APS22 is pleased to share Millcraft’s insightful article on global supply chain issues and the opportunities and strategies you can leverage as your business plans the balance of 2022 and into 2023. Be sure to watch their video on forecasted price increases for 2022.
Gain industry expertise and calculated insight on what commercial printers can expect moving through 2022 and discover your greatest competitive advantage in today’s printing papers market.
Spoiler: Yes, there will be price increases in 2022. However, knowledge is powerful. Having facts and supporting data can help you plan how to best maneuver in today’s market.
In this much anticipated 2022 paper industry update*, Millcraft’s Chief Operating Officer Greg Lovensheimer says, “You have to understand the dynamic, because today’s market is not necessarily ‘What’s the price?’ It’s ‘Can we get allocation?’’’ Greg points to supply chain partnerships as crucial in 2022 and says that merchant partnerships will be a business’ greatest competitive advantage in the coming months.
Current North American Inventory Levels
“The reality is, as an industry, there’s no more inventory to give. There is no buffer. We’re now what I call ‘riding on the rails’. There’s no inventory to support, to shock absorb, if you will, and everyone feels that down the line. It’s an indicator of how tight the market truly is, and I don’t see it getting better any time soon.”
- Record low inventory: The number of tons available in the total market in 2019 was 530,000 tons; today it is less than 130,000 tons.
- Increased demand: 2022 includes a highly contentious U.S. midterm election; expect an increase in demand for political printing. This extra area of pressure in an already tight market will keep the heat on availability and force printers to choose as they won’t be able to say yes to all the jobs coming in the door.

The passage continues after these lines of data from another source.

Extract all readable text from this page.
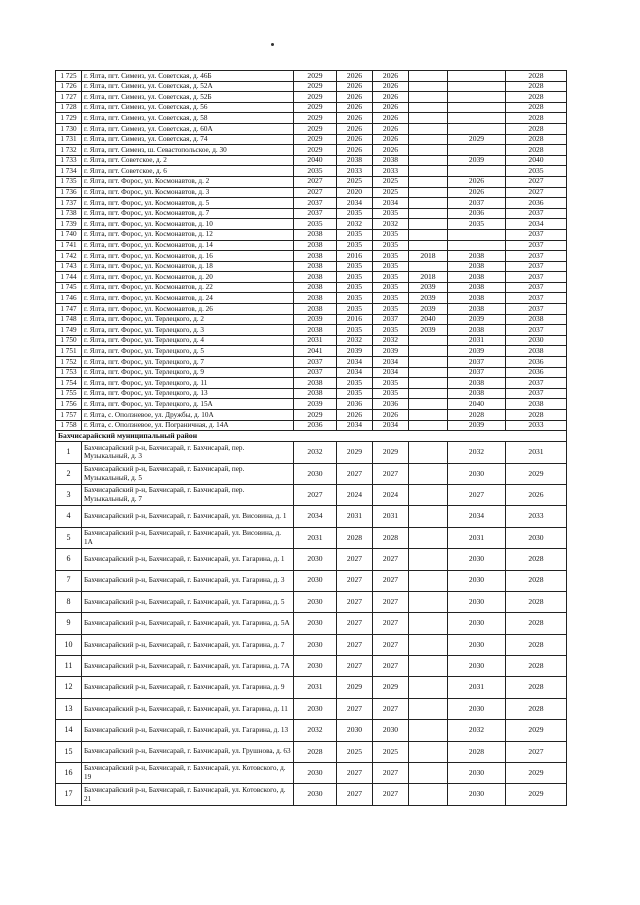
1 725	г. Ялта, пгт. Симеиз, ул. Советская, д. 46Б	2029	2026	2026			2028
1 726	г. Ялта, пгт. Симеиз, ул. Советская, д. 52А	2029	2026	2026			2028
1 727	г. Ялта, пгт. Симеиз, ул. Советская, д. 52Б	2029	2026	2026			2028
1 728	г. Ялта, пгт. Симеиз, ул. Советская, д. 56	2029	2026	2026			2028
1 729	г. Ялта, пгт. Симеиз, ул. Советская, д. 58	2029	2026	2026			2028
1 730	г. Ялта, пгт. Симеиз, ул. Советская, д. 60А	2029	2026	2026			2028
1 731	г. Ялта, пгт. Симеиз, ул. Советская, д. 74	2029	2026	2026		2029	2028
1 732	г. Ялта, пгт. Симеиз, ш. Севастопольское, д. 30	2029	2026	2026			2028
1 733	г. Ялта, пгт. Советское, д. 2	2040	2038	2038		2039	2040
1 734	г. Ялта, пгт. Советское, д. 6	2035	2033	2033			2035
1 735	г. Ялта, пгт. Форос, ул. Космонавтов, д. 2	2027	2025	2025		2026	2027
1 736	г. Ялта, пгт. Форос, ул. Космонавтов, д. 3	2027	2020	2025		2026	2027
1 737	г. Ялта, пгт. Форос, ул. Космонавтов, д. 5	2037	2034	2034		2037	2036
1 738	г. Ялта, пгт. Форос, ул. Космонавтов, д. 7	2037	2035	2035		2036	2037
1 739	г. Ялта, пгт. Форос, ул. Космонавтов, д. 10	2035	2032	2032		2035	2034
1 740	г. Ялта, пгт. Форос, ул. Космонавтов, д. 12	2038	2035	2035			2037
1 741	г. Ялта, пгт. Форос, ул. Космонавтов, д. 14	2038	2035	2035			2037
1 742	г. Ялта, пгт. Форос, ул. Космонавтов, д. 16	2038	2016	2035	2018	2038	2037
1 743	г. Ялта, пгт. Форос, ул. Космонавтов, д. 18	2038	2035	2035		2038	2037
1 744	г. Ялта, пгт. Форос, ул. Космонавтов, д. 20	2038	2035	2035	2018	2038	2037
1 745	г. Ялта, пгт. Форос, ул. Космонавтов, д. 22	2038	2035	2035	2039	2038	2037
1 746	г. Ялта, пгт. Форос, ул. Космонавтов, д. 24	2038	2035	2035	2039	2038	2037
1 747	г. Ялта, пгт. Форос, ул. Космонавтов, д. 26	2038	2035	2035	2039	2038	2037
1 748	г. Ялта, пгт. Форос, ул. Терлецкого, д. 2	2039	2016	2037	2040	2039	2038
1 749	г. Ялта, пгт. Форос, ул. Терлецкого, д. 3	2038	2035	2035	2039	2038	2037
1 750	г. Ялта, пгт. Форос, ул. Терлецкого, д. 4	2031	2032	2032		2031	2030
1 751	г. Ялта, пгт. Форос, ул. Терлецкого, д. 5	2041	2039	2039		2039	2038
1 752	г. Ялта, пгт. Форос, ул. Терлецкого, д. 7	2037	2034	2034		2037	2036
1 753	г. Ялта, пгт. Форос, ул. Терлецкого, д. 9	2037	2034	2034		2037	2036
1 754	г. Ялта, пгт. Форос, ул. Терлецкого, д. 11	2038	2035	2035		2038	2037
1 755	г. Ялта, пгт. Форос, ул. Терлецкого, д. 13	2038	2035	2035		2038	2037
1 756	г. Ялта, пгт. Форос, ул. Терлецкого, д. 15А	2039	2036	2036		2040	2038
1 757	г. Ялта, с. Оползневое, ул. Дружбы, д. 10А	2029	2026	2026		2028	2028
1 758	г. Ялта, с. Оползневое, ул. Пограничная, д. 14А	2036	2034	2034		2039	2033
Бахчисарайский муниципальный район							
1	Бахчисарайский р-н, Бахчисарай, г. Бахчисарай, пер. Музыкальный, д. 3	2032	2029	2029		2032	2031
2	Бахчисарайский р-н, Бахчисарай, г. Бахчисарай, пер. Музыкальный, д. 5	2030	2027	2027		2030	2029
3	Бахчисарайский р-н, Бахчисарай, г. Бахчисарай, пер. Музыкальный, д. 7	2027	2024	2024		2027	2026
4	Бахчисарайский р-н, Бахчисарай, г. Бахчисарай, ул. Висовина, д. 1	2034	2031	2031		2034	2033
5	Бахчисарайский р-н, Бахчисарай, г. Бахчисарай, ул. Висовина, д. 1А	2031	2028	2028		2031	2030
6	Бахчисарайский р-н, Бахчисарай, г. Бахчисарай, ул. Гагарина, д. 1	2030	2027	2027		2030	2028
7	Бахчисарайский р-н, Бахчисарай, г. Бахчисарай, ул. Гагарина, д. 3	2030	2027	2027		2030	2028
8	Бахчисарайский р-н, Бахчисарай, г. Бахчисарай, ул. Гагарина, д. 5	2030	2027	2027		2030	2028
9	Бахчисарайский р-н, Бахчисарай, г. Бахчисарай, ул. Гагарина, д. 5А	2030	2027	2027		2030	2028
10	Бахчисарайский р-н, Бахчисарай, г. Бахчисарай, ул. Гагарина, д. 7	2030	2027	2027		2030	2028
11	Бахчисарайский р-н, Бахчисарай, г. Бахчисарай, ул. Гагарина, д. 7А	2030	2027	2027		2030	2028
12	Бахчисарайский р-н, Бахчисарай, г. Бахчисарай, ул. Гагарина, д. 9	2031	2029	2029		2031	2028
13	Бахчисарайский р-н, Бахчисарай, г. Бахчисарай, ул. Гагарина, д. 11	2030	2027	2027		2030	2028
14	Бахчисарайский р-н, Бахчисарай, г. Бахчисарай, ул. Гагарина, д. 13	2032	2030	2030		2032	2029
15	Бахчисарайский р-н, Бахчисарай, г. Бахчисарай, ул. Грушнова, д. 63	2028	2025	2025		2028	2027
16	Бахчисарайский р-н, Бахчисарай, г. Бахчисарай, ул. Котовского, д. 19	2030	2027	2027		2030	2029
17	Бахчисарайский р-н, Бахчисарай, г. Бахчисарай, ул. Котовского, д. 21	2030	2027	2027		2030	2029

Factors Impacting the Global Supply Chain
“We live in a global world right now, and things that happen in the nation and around the globe absolutely do affect us.”
- Potential implications of Covid: Vaccination rates, therapeutic drugs that could potentially help keep people in the workforce, then – the next variant? Covid continues to have a direct tie to labor.
- Labor tightness: Many people, including 7 – 8 million women, are not in today’s workforce. However, at the end of 2020, U.S. citizens had $5 trillion in amassed savings; by the end of 2021, the amassed savings were gone. People will need to go back to work because savings are gone and inflation is rising; the federal reserve calls for three interest rate hikes in 2022. Labor tightness may ease in 2022, but not until the third quarter.
- Natural gas is up 600% in Europe which will secondarily affect the U.S. and raise prices; Greg advises companies to keep a close watch on interactions between Russia and Ukraine and also China as leader Xi Jinping seeks a third term in power.
Opportunities to Look For This Year
“Supply chain partnerships right now are critical. Quite candidly, moving forward, it’s about the value of that supply chain. Who are your partners? Who’s your mill, who’s your merchant, who’s working for you, and who are we aligned with?”
- Recognize that if you’ve been given allocation, that alone in 2022 is an advantage–feel emboldened because you’ve got product to sell.
- Reduce complexity to improve your likelihood of allocation; narrow in on bases weights, colors, sizes, and finishes to open a bigger opportunity window with more suppliers.
Learn to forecast and share that forecast with your partners. The absolute best way to ensure you’ve got a source of supply is your ability to say, “Here are my orders for the next 4 – 6 months, or we need less this month but we’re going to need twice as much next month.”